LavaCrossing: train S9N1 → OOD S9N2, S9N3, S11N5. FSRM achieves best average success rate.
Results averaged over 5 seeds. Latent states self-organize around key events (key pickup, door opening, goal discovery) in PCA space.
Ablation: Fast module F
On the maze task, replacing AKOrN with a Transformer block + RMSNorm works competitively but slightly worse. LSTM as fast module performs noticeably worse, suggesting the self-organizing mechanism is important.
Parameter efficiency
FSRM is ~1 order of magnitude smaller than baselines. Scaling channels from 64 → 128 → 256 improves OOD accuracy (0.692 → 0.670 → 0.727), showing gains are not from reduced overfitting alone.
Inference cost
~3× slower than Mamba/Transformer at $T$=5 on a single NVIDIA GH200 (unoptimized PyTorch, no torch.compile). Cost scales linearly with $T$.
Reproduction Guide
No public code release as of the paper date (April 2026). Key implementation details for reimplementation:
# Core dependencies
pip install torch numpy gym-minigrid
# The architecture is relatively simple — main components:
# 1. Self-attention with GTA positional embeddings (Miyato et al., 2023)
# 2. Anti-symmetric rotation Omega
# 3. Sphere normalization Pi(x) = x / ||x||
# 4. Coupled fast-slow loop with learnable gamma
Key pseudocode from the paper for the fast module J:
class J:
def __init__(self, dim, oscillator_dim):
self.attn = SelfAttention(dim) # with GTA positional embeddings
self.mlp = MLP(dim) # ReLU activation
self.omega = Omega(dim, oscillator_dim) # anti-symmetric matrix
def forward(self, x, c):
y = self.attn(x + c) # attention over latent tokens, obs added
y = self.mlp(x + c + y) # MLP on augmented features
y = proj_tangent(y, x) # y - (y^T x)x
y = y + self.omega(x) # anti-symmetric rotation
return y
Two-stage Dyck architecture (Figure 14):
class FastSlow:
def __init__(self, init_gamma):
self.embed = nn.Embedding()
self.fast1 = FastLayer(init_gamma)
self.fast2 = FastLayer(init_gamma)
def forward(self, tokens, H=4, T=5):
c = self.embed(tokens) # (L, K, C)
x = randn(K, C)
z = randn(H, K, C)
h = queue(H)
z_out = zeros(H, K, C)
for s in range(len(tokens)):
x = self.fast1(x, c[s], T)
x_out = readout(x)
h.enqueue(x_out)
z = self.fast2(z, h + z_out, T)
z_out = readout(z)
logits[s] = classifier(z_out)
return logits
Recommended hyperparameter starting points: AdamW, lr $1 \times 10^{-3}$, batch 256, cosine schedule, gradient clip 0.1, $T$=5, channels 64, 4 heads, oscillator dim 4, initial $\gamma$=0.1.
Notes
- The model’s key insight is aligning the time axes of the observation process and latent reasoning so the latent state persists continuously, avoiding context growth. This is architecturally simple but has strong empirical effects.
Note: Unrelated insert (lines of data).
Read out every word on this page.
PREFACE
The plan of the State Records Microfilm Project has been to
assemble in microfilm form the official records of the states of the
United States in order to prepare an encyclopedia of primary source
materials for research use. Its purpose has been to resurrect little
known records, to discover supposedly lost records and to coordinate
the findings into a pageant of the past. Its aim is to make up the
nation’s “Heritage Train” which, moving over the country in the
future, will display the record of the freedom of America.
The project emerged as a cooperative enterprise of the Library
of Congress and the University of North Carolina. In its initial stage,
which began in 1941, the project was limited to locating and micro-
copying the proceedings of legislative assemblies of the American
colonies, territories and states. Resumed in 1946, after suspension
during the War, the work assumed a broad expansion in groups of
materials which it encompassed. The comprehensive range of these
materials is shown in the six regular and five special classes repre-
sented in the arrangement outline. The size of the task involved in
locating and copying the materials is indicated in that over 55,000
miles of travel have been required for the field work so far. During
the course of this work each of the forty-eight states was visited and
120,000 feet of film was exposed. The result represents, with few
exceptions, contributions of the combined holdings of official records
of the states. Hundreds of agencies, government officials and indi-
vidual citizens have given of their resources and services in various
- The energy-like scalar $E(X)$ provides a useful interpretability lens across all three task domains (maze frustration events, Dyck bracket structure, RL key events).
- Weight sharing across the fast loop is crucial — simply stacking independent layers degrades OOD generalization. This aligns with the theoretical motivation that recurrent dynamics produce self-organizing clustering (Geshkovski et al., 2024).
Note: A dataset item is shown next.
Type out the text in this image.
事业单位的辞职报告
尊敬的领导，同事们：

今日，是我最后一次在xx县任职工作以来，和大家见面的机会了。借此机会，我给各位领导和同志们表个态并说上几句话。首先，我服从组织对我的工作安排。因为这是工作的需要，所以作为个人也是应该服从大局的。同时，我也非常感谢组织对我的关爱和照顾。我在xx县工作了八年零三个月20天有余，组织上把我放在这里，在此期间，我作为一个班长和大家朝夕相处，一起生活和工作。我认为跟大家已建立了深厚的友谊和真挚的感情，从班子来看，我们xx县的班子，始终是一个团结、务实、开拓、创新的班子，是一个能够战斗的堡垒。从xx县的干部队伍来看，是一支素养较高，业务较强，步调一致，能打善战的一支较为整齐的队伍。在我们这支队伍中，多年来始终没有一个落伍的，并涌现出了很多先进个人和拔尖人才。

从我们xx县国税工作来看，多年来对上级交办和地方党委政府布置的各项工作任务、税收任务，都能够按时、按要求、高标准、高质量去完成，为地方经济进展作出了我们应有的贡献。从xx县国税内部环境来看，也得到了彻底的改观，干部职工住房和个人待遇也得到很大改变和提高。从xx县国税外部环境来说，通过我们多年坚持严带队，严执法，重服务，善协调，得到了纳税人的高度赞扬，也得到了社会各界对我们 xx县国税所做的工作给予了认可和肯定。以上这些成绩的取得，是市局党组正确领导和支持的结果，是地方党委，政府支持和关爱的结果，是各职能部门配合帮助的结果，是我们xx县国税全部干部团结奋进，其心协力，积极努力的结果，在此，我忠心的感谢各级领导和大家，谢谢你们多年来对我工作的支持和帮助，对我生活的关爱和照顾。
- Parameter counts are 1.16M / 1.41M / 1.19M vs 1.25–37.1M for baselines. The recurrent core is highly parameter-efficient.
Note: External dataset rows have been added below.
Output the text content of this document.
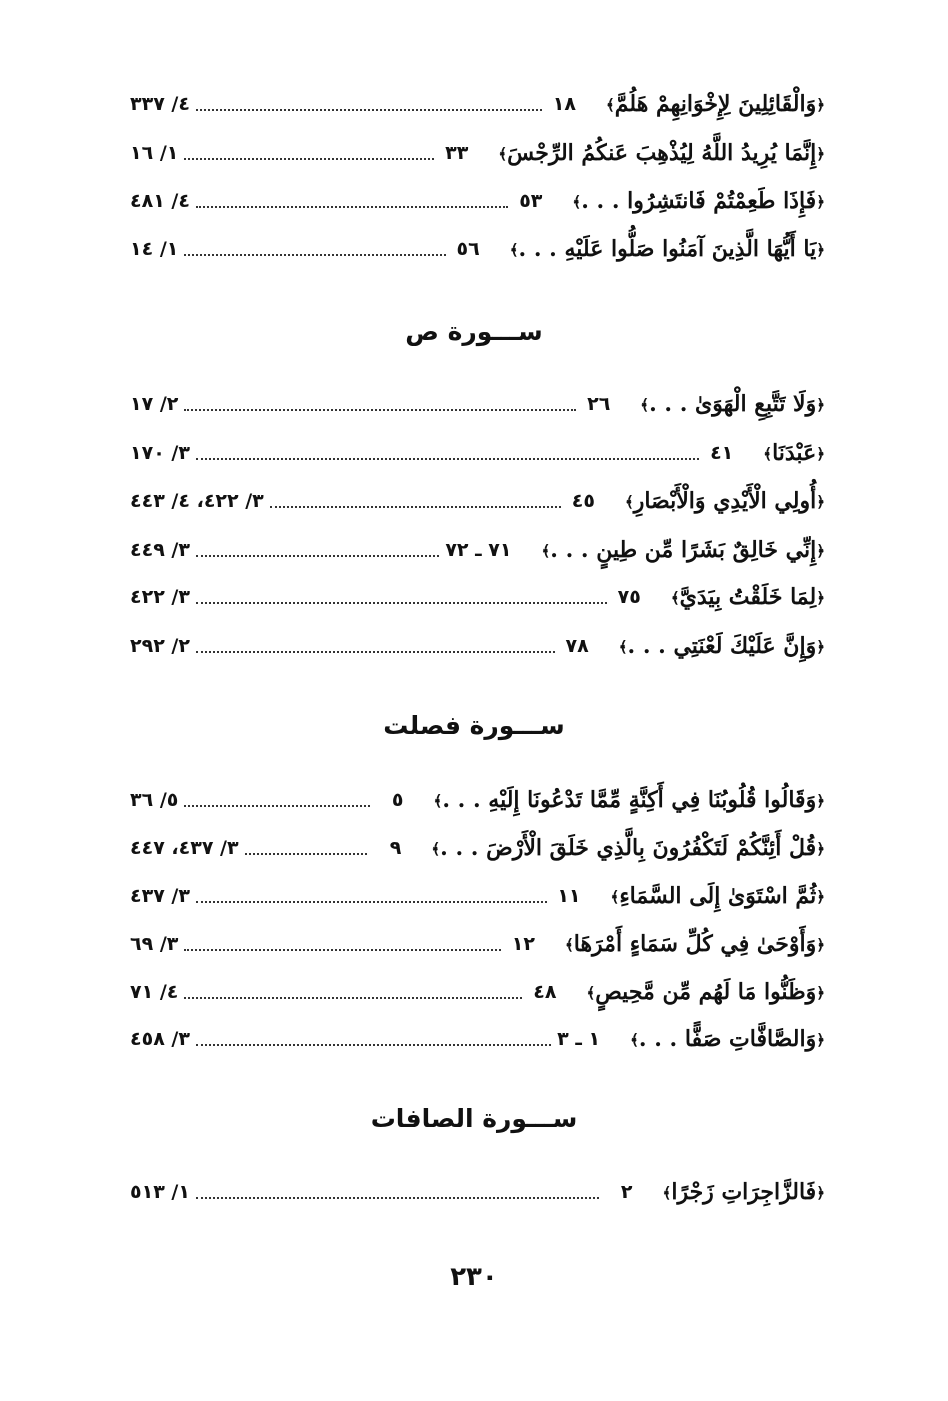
﴿وَالْقَائِلِينَ لِإِخْوَانِهِمْ هَلُمَّ﴾
١٨
٤/ ٣٣٧
﴿إِنَّمَا يُرِيدُ اللَّهُ لِيُذْهِبَ عَنكُمُ الرِّجْسَ﴾
٣٣
١/ ١٦
﴿فَإِذَا طَعِمْتُمْ فَانتَشِرُوا . . .﴾
٥٣
٤/ ٤٨١
﴿يَا أَيُّهَا الَّذِينَ آمَنُوا صَلُّوا عَلَيْهِ . . .﴾
٥٦
١/ ١٤
ســـورة ص
﴿وَلَا تَتَّبِعِ الْهَوَىٰ . . .﴾
٢٦
٢/ ١٧
﴿عَبْدَنَا﴾
٤١
٣/ ١٧٠
﴿أُولِي الْأَيْدِي وَالْأَبْصَارِ﴾
٤٥
٣/ ٤٢٢، ٤/ ٤٤٣
﴿إِنِّي خَالِقٌ بَشَرًا مِّن طِينٍ . . .﴾
٧١ ـ ٧٢
٣/ ٤٤٩
﴿لِمَا خَلَقْتُ بِيَدَيَّ﴾
٧٥
٣/ ٤٢٢
﴿وَإِنَّ عَلَيْكَ لَعْنَتِي . . .﴾
٧٨
٢/ ٢٩٢
ســـورة فصلت
﴿وَقَالُوا قُلُوبُنَا فِي أَكِنَّةٍ مِّمَّا تَدْعُونَا إِلَيْهِ . . .﴾
٥
٥/ ٣٦
﴿قُلْ أَئِنَّكُمْ لَتَكْفُرُونَ بِالَّذِي خَلَقَ الْأَرْضَ . . .﴾
٩
٣/ ٤٣٧، ٤٤٧
﴿ثُمَّ اسْتَوَىٰ إِلَى السَّمَاءِ﴾
١١
٣/ ٤٣٧
﴿وَأَوْحَىٰ فِي كُلِّ سَمَاءٍ أَمْرَهَا﴾
١٢
٣/ ٦٩
﴿وَظَنُّوا مَا لَهُم مِّن مَّحِيصٍ﴾
٤٨
٤/ ٧١
﴿وَالصَّافَّاتِ صَفًّا . . .﴾
١ ـ ٣
٣/ ٤٥٨
ســـورة الصافات
﴿فَالزَّاجِرَاتِ زَجْرًا﴾
٢
١/ ٥١٣
٢٣٠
- Main limitations: (1) only tested on synthetic/grid domains, not real-world scale, (2) ~3× inference overhead vs optimized baselines, (3) sensitivity to random initialization (gradient instability from repeated layer reuse).
- Test-time scaling of $T$ at inference (training $T$=10) does not significantly harm performance, but the paper notes careful fast/slow balancing is needed for proper scaling.